Outside, the yard had come alive. The electricity servicemen had arrived and set up huge floodlights to show them what they were dealing with. Jess grabbed what she needed, threw orders for stretcher bearers and returned at a run.
She worked beside Niall in silence, concentrating fiercely on anticipating his needs.
He had the pressure points.
‘Take over here, Jess,’ he ordered in the same clinical tone he’d use for a theatre nurse. ‘Press down here-hard. If the bleeding restarts then you’re not pressing hard enough.’
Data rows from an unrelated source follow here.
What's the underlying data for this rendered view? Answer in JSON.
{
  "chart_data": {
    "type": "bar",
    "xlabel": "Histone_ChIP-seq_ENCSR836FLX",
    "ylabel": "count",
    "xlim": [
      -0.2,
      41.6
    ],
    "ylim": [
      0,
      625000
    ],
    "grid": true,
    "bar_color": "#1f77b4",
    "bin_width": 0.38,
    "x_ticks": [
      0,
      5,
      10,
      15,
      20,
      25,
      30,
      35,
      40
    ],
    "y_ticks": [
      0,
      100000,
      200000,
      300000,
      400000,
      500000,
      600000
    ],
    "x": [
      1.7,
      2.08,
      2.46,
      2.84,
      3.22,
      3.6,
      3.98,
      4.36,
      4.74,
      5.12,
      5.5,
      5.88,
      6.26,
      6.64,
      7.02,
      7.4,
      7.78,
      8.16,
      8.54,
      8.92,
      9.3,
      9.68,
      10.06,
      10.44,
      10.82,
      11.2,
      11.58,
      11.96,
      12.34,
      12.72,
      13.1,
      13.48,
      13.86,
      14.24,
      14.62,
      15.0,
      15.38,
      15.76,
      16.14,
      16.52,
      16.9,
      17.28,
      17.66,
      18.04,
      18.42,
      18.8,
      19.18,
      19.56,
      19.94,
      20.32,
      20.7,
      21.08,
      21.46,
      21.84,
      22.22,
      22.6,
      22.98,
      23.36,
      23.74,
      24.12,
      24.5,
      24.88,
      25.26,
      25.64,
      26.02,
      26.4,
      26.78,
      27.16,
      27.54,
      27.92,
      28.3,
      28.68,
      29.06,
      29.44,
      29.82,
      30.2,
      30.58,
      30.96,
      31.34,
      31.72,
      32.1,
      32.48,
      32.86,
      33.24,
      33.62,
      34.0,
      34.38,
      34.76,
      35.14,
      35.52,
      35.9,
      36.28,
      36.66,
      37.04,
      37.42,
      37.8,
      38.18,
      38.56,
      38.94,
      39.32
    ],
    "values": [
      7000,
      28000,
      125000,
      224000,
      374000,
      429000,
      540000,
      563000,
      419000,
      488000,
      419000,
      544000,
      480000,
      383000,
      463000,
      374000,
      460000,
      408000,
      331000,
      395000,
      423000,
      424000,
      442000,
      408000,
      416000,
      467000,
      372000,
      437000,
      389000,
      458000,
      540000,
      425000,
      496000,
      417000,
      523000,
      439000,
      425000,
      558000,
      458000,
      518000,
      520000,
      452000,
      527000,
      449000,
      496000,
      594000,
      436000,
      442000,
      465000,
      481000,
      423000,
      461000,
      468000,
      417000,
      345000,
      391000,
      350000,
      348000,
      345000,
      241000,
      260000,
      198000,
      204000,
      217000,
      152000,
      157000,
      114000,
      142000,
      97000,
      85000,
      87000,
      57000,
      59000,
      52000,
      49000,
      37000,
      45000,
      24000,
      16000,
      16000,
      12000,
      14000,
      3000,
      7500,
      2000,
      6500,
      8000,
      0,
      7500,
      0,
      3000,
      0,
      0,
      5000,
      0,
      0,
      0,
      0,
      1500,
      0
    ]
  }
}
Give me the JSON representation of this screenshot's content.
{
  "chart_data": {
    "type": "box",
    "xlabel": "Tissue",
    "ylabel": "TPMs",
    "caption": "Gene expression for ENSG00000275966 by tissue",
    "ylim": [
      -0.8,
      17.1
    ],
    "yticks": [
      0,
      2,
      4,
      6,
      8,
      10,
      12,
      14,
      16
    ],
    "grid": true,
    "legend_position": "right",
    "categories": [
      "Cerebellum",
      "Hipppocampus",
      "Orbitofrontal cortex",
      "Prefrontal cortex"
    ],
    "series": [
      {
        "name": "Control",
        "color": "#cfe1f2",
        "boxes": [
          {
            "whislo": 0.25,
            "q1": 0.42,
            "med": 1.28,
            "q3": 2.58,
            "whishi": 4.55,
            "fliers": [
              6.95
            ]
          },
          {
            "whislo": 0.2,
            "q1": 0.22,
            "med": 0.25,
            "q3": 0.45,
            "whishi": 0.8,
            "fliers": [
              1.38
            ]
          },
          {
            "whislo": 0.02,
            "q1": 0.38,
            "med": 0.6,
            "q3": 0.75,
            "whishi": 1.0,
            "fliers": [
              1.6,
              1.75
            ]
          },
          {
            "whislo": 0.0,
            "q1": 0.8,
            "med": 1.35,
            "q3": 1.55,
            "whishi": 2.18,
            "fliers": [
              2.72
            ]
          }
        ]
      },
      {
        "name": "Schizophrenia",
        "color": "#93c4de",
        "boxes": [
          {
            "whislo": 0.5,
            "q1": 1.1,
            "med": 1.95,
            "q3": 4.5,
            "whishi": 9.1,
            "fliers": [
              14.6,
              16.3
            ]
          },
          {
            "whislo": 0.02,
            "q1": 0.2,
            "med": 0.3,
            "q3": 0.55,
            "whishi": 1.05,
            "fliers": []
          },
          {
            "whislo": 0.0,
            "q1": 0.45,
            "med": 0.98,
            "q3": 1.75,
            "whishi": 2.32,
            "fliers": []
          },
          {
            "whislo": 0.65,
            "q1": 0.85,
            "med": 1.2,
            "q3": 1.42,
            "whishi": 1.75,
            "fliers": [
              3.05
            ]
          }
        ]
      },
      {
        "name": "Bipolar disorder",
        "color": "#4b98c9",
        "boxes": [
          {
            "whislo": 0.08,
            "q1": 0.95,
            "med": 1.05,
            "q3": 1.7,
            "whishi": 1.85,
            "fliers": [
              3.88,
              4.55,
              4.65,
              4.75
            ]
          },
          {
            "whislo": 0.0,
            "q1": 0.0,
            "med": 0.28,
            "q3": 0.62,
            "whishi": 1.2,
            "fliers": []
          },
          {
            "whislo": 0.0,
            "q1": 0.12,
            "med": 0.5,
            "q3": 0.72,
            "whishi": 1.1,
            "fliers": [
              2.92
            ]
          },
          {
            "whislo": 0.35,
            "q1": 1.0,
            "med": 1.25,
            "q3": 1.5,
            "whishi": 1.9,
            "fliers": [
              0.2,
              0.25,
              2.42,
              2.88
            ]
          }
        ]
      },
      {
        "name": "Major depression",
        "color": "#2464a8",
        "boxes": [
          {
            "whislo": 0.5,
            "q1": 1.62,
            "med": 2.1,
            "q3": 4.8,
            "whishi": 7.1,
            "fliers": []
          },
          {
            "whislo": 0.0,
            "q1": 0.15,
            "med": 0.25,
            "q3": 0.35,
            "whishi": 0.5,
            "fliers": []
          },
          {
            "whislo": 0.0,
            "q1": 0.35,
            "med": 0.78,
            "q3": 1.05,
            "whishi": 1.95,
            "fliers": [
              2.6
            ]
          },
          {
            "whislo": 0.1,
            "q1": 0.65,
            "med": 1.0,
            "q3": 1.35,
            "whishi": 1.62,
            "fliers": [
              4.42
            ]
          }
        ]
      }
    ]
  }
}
With Jessie controlling the bleeding, Niall was free for other things. In minutes he had the worst of the bleeding staunched by pressure bandage, a drip set up and morphine administered into Ethel’s limp body.
Still the woman didn’t stir.
How badly had she been electrocuted? It couldn’t have been lethal if she’d moved afterwards.
‘Blood pressure about ninety on fifty.’ Niall swore. ‘And dropping. We’re going to need some plasma fast. I’ll radio ahead to Geraldine to prepare for crossmatching.’
He looked up then, assessing his manpower.
‘OK, let’s move her,’ Niall said swiftly. There were men crowding into the room behind them and he snapped a warning.
‘Watch your feet,’ he told them. ‘Don’t move until you see what you’re standing on. There are two fingers missing-and if they’re intact they might be salvageable. Find some ice in the refrigerator and bring them down to the hospital after us. Jess, I need you to come. Now.’
They shifted Ethel’s slight weight to the stretcher and Jess followed the bearers back into the night As she went she cast a sympathetic glance at the dog.
‘There’s a kennel out the back,’ she told the men remaining. ‘Carry the dog out, tie him up and remove the muzzle before he wakes. Make sure he has plenty of water available. I’ll decide what needs to be done for him in the morning.’
There was nothing more she could do for the dog.
There was only Ethel.
The fingers were unsalvageable.
The men found remains of them spattered onto the chainsaw. They brought them down to the hospital and Niall inspected them in grim silence as Jess and Geraldine prepared Theatre.